Expression of kcnh1a and kcnh1b during early development and in the adult zebrafish. A, temporal mRNA expression patterns of kcnh1a and kcnh1b in zebrafish embryos at the specified stages (in hours post fertilization, hpf) were analyzed by RT-PCR. One sample without reverse transcriptase (−rt) was used as a negative control. bactin was used as a housekeeping gene. Arrowheads indicate the expected amplicon sizes. B, shown is the expression pattern of kcnh1a/b in adult zebrafish tissues. mRNA was isolated from the specified organs, and analysis was performed as in A. C–F, dorsal and lateral views, anterior to the left, of zebrafish embryos at 19 hpf (C) and 24 hpf (D–F) were stained by whole-mount in situ hybridization. Arrowheads point to specific expression domains. C, upper panels show whole-mount staining for kcnh1a (left) and kcnh1b (right); the lower panels show enlarged posterior sections after kcnh1b staining (right) versus control staining with a kcnh1b sense probe (left).
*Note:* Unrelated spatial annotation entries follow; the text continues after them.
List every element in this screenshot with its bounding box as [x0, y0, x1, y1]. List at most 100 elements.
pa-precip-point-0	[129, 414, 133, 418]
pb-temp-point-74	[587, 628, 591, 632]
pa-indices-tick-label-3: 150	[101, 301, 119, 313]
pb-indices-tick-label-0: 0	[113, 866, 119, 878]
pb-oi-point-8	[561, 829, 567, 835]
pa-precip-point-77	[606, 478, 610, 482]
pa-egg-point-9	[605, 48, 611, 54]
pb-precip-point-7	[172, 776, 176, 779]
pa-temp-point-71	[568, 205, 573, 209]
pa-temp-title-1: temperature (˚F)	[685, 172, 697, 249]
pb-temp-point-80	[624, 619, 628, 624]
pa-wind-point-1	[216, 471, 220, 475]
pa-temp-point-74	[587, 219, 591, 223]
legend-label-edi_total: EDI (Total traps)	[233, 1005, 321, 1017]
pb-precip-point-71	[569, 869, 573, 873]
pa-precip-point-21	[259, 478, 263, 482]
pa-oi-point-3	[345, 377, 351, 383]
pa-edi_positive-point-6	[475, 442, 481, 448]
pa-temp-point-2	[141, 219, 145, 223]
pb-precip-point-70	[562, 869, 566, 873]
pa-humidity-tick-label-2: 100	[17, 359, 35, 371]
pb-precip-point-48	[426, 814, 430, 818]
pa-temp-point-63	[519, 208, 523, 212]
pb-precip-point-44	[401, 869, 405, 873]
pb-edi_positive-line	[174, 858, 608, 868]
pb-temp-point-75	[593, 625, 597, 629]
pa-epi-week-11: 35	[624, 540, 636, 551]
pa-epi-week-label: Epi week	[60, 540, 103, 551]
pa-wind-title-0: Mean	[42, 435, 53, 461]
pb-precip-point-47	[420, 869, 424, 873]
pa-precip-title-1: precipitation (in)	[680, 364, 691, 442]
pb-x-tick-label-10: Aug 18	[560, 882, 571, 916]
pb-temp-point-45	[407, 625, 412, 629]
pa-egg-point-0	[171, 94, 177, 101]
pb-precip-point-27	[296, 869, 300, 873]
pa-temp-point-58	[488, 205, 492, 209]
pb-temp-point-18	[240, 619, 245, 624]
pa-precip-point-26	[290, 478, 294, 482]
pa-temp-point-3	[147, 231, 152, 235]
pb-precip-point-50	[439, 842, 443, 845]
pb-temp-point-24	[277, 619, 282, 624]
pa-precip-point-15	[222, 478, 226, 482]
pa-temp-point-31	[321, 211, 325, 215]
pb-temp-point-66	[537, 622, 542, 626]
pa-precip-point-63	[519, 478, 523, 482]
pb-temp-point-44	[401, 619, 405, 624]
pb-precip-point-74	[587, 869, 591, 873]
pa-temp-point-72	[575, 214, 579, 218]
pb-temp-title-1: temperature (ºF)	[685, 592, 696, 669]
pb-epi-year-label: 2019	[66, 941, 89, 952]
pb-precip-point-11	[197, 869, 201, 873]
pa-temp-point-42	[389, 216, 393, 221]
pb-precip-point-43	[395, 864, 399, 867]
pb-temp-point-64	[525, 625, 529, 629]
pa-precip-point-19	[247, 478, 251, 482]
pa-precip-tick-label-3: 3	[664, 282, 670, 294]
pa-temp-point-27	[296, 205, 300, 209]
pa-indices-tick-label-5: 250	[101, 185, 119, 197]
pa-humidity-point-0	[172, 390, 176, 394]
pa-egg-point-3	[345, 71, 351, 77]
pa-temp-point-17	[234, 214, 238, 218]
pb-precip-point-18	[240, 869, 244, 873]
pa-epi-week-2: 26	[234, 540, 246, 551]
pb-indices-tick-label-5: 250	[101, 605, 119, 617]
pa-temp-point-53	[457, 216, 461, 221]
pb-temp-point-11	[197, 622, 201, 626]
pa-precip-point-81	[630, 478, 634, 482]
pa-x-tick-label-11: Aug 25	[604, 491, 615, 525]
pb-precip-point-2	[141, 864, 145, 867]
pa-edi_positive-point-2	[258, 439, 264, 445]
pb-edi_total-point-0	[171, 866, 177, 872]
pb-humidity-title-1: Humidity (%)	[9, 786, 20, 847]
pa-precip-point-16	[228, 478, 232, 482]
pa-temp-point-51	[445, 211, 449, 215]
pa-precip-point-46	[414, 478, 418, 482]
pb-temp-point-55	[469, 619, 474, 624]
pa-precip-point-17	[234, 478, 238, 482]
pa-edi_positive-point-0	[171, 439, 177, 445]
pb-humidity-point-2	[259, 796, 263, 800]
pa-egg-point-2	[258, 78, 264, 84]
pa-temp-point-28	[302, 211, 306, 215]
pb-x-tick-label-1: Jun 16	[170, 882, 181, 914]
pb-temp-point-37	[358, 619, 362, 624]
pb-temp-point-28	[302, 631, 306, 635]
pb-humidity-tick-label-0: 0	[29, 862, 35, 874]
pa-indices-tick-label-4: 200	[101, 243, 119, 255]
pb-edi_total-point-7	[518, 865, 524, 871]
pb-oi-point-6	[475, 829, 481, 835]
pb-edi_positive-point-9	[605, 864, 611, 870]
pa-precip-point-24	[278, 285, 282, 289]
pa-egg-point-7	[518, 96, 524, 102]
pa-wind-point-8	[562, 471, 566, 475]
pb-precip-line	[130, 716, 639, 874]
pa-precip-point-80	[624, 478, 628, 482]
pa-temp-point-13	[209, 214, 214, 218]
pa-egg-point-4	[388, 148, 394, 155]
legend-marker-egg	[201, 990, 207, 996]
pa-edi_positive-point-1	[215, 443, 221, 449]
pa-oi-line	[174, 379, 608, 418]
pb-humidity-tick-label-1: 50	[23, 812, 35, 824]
D, the two left panels (lateral and dorsal view) show an expression domain for kcnh1a (arrowheads) that was absent in kcnh1b staining. For comparison, the right-hand images show equivalent staining with an atp1a3b-specific probe that was previously shown to mark the epiphysis (30). E, image details show kcnh1a expression domains (arrowheads) in anterior (left, dorsal) and central to posterior parts (right, dorsolateral) of the embryo. F, dorsal view images in two focal planes show kcnh1b expression domains (arrowheads) in anterior (left) and central to posterior regions (right) of the embryo.